The proposed approach is tested on simulated data under various scenarios, as
well as applied to real data combining studies and experiments from clinical and genomic
research.
The simulations showed that the proposed approach can estimate the underlying signals
accurately, as well as estimate the derived rank positions. As expected, better estimates
were achieved when the agreement between the studies or experiments was high.
The size of the standard errors reflected the uncertainty of the signals, and the amount of
overlap of the standard error ranges was indicative of the rank instability.

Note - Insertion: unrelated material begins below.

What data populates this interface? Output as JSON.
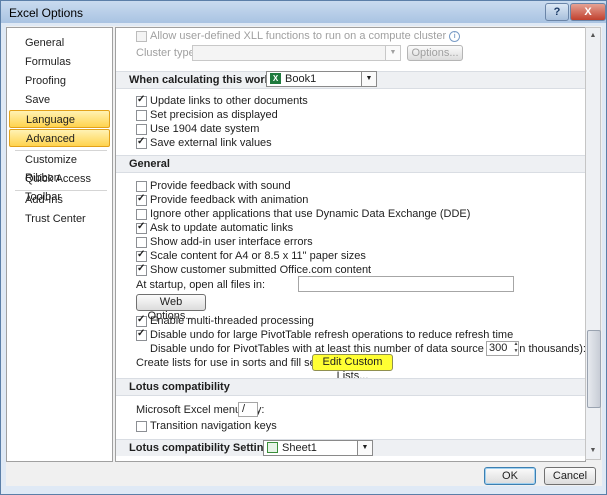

When applying
the method to the real-world applications mentioned above, promising results were obtained.
Finally it was demonstrated that the proposed method is a useful meta-analytic
tool in biomedical research. The main drawback of the method is its computational demands,
which, however, could be relaxed by further optimisation of the algorithm.
The thesis is accompanied by supplementary figures and tables from the simulations,
as well as the R source code for the algorithm.
In conclusion, the submitted thesis presents a new, general tool for meta-analysis of
ranked lists, which can estimate the underlying signals that inform the observed rankings,
the standard errors of the signals, and the involved rank stabilities.